Schumer’s bowdlerized history of antisemitism leads him to outrageous claims in the present. In discussing rightwing antisemitism, Schumer says the greatest fear is that it become “co-opted by leaders for political gain.” He makes no acknowledgment of the realization of that precise fact in the modern United States, where the GOP has used antisemitism to fuel their assaults on immigrants and trans people. But because Schumer does not recognize these populations as Jews (much less believe in the linked fates of subalterns) rightwing antisemitism becomes almost a hypothetical for him.
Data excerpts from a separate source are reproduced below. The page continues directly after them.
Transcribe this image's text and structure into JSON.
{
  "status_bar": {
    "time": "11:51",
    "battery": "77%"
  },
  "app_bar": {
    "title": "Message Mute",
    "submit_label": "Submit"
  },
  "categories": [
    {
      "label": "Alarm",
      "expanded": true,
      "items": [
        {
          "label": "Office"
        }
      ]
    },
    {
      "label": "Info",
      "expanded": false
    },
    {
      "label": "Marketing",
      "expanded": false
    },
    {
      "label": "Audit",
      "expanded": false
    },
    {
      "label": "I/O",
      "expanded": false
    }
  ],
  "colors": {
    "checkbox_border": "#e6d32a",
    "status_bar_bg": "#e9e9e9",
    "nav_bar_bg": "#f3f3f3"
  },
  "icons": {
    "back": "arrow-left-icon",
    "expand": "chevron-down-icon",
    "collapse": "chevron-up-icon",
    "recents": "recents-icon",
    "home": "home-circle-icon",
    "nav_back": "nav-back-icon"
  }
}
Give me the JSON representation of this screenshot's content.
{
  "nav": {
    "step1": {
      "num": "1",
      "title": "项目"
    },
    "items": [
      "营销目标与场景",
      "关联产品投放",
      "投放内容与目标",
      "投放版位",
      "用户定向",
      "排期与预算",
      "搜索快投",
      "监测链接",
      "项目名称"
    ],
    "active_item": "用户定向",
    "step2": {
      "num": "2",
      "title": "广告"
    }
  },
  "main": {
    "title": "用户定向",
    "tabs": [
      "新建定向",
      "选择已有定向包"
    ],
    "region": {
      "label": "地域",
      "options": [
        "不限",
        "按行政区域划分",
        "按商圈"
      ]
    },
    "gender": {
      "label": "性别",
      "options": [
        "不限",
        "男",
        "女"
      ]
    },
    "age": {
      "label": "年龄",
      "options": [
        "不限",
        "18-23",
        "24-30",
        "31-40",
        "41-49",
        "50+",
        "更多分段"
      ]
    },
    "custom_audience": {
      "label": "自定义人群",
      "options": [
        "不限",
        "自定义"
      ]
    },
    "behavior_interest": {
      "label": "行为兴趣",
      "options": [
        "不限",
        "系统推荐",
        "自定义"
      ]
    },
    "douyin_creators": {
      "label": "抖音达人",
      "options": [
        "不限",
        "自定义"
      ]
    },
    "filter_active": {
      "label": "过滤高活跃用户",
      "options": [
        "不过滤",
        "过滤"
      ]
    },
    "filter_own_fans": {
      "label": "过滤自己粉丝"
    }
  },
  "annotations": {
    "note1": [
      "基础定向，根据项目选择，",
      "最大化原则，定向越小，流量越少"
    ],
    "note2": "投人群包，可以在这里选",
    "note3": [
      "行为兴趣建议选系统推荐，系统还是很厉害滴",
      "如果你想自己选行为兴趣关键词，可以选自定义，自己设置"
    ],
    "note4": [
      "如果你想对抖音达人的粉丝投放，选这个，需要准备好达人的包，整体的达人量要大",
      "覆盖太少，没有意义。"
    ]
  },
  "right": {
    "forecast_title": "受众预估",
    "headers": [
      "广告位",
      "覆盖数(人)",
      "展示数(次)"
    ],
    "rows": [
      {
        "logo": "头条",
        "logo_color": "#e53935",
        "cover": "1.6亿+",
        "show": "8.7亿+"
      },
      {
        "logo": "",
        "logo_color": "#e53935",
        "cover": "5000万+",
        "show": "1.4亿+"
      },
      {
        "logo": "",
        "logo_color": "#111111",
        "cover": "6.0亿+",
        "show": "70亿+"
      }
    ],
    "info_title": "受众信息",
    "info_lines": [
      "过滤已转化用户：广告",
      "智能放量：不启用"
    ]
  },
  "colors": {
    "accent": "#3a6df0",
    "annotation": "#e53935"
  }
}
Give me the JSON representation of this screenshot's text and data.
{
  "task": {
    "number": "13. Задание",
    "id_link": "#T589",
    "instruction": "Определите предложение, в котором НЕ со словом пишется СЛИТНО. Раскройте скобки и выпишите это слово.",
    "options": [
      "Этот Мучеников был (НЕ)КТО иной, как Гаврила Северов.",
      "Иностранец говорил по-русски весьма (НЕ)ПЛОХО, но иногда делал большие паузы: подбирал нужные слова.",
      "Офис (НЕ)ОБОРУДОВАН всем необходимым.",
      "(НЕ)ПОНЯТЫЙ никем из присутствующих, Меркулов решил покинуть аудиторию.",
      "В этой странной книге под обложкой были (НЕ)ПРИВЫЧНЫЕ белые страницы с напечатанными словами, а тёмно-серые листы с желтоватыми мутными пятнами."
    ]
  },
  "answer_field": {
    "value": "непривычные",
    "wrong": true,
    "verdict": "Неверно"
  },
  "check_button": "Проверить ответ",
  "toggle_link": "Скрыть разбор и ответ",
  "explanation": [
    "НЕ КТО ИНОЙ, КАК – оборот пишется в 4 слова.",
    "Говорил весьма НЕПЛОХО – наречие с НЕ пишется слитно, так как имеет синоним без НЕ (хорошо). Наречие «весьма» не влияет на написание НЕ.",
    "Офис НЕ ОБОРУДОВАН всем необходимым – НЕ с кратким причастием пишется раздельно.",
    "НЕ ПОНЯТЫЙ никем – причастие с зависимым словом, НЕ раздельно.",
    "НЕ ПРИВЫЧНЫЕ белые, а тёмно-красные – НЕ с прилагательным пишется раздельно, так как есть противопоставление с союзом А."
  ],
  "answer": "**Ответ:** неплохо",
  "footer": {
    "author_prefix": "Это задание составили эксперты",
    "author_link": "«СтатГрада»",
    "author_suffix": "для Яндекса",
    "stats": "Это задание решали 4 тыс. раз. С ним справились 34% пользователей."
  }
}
Of Trump’s 2016 closing campaign ad, which featured images of Jewish financiers George Soros, Janet Yellen, and Lloyd Blankfein while Trump railed against the “global special interests” and “political establishment” immiserating Americans, Schumer concludes that the campaign came “close to the line of antisemitism.” While Trump himself has been in league with a rogue’s gallery of antisemites from the Proud Boys to Christian nationalists and others, Schumer is clear about the man himself. “Let me state unequivocally: I do not believe Donald Trump is an antisemite. But he all too frequently has created the feeling of safe-harbor for far-right elements who unabashedly or in coded language express antisemitic sentiments.” Like he did to a January 6 rioter wearing a “Camp Auschwitz” shirt, Trump himself gets a pardon.